Cause of death in both cases was blunt-instrument trauma, and the weapons were never recovered. Sumner offered no explanation as to why Kale should have chosen the British Isles as the site of her postmortem adventures. He just presented the facts, humbly and pruriently, for our consideration.
For a change of pace, I dug out the bag of bits and pieces that Carla had retrieved from behind John’s desk drawer. I flipped through the pages of the A to Z again, this time with my own oversize hardcover London street guide beside me on the bed, and got slightly more out of it this time. The list of place-names—Abney Park, Eastcote Lane, St. Andrew’s Old, St. Andrew’s Gardens, Strayfield, and the rest—turned out to be a list of London cemeteries. A pretty exhaustive list, I was guessing, because it ran to more than a hundred sites. Most had either been struck through with a single line or had a large cross next to them. Whatever John had been looking for, he had exacting standards.
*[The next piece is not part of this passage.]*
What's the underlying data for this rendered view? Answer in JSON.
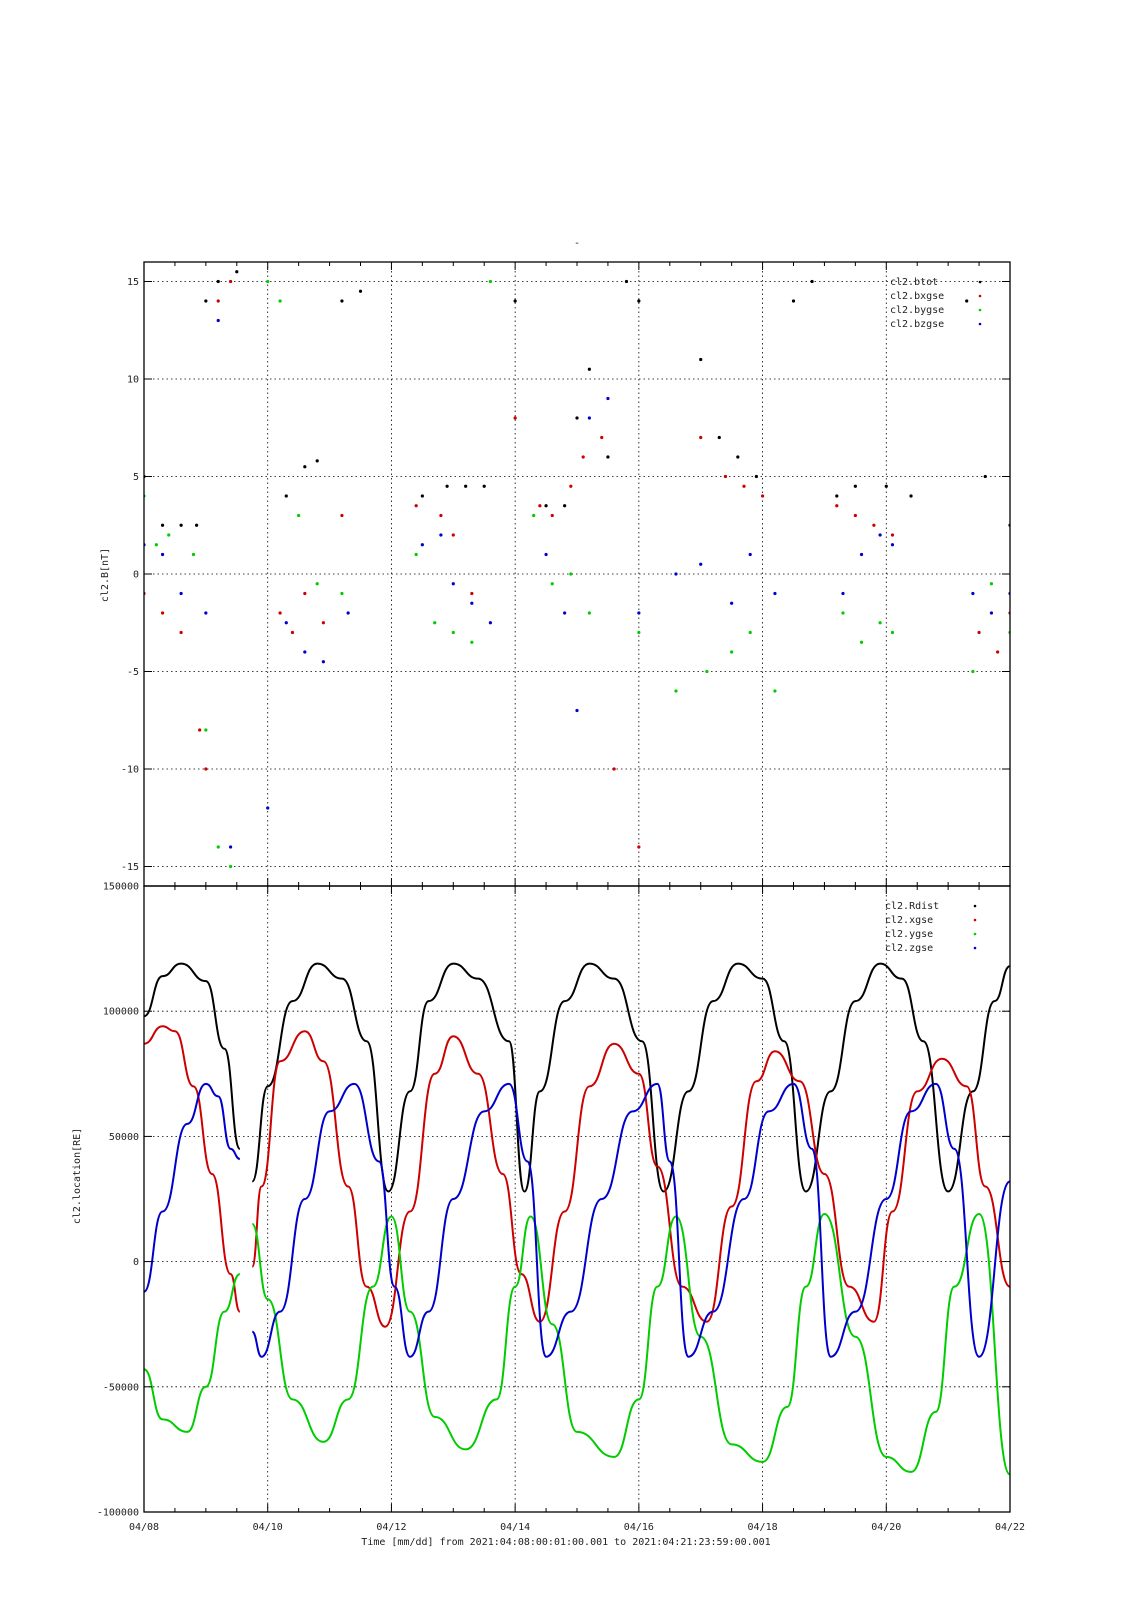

At the bottom of the page, set off from the list by a couple of inches of glaringly empty space, was a single word: SMASHNA. It wasn’t crossed out, but John had circled it again and again in red ink. He’d then added three question marks in green. It was a powerful graphic statement; it just didn’t mean a damn thing to me.
The other lists—the ones that consisted of people’s names—were even more opaque. I checked through initial letters, last letters, and a bunch of other assorted things to see whether some kind of acrostic message was hiding in there, but they were still only names. Some friends, some the opposite of friends, most strangers.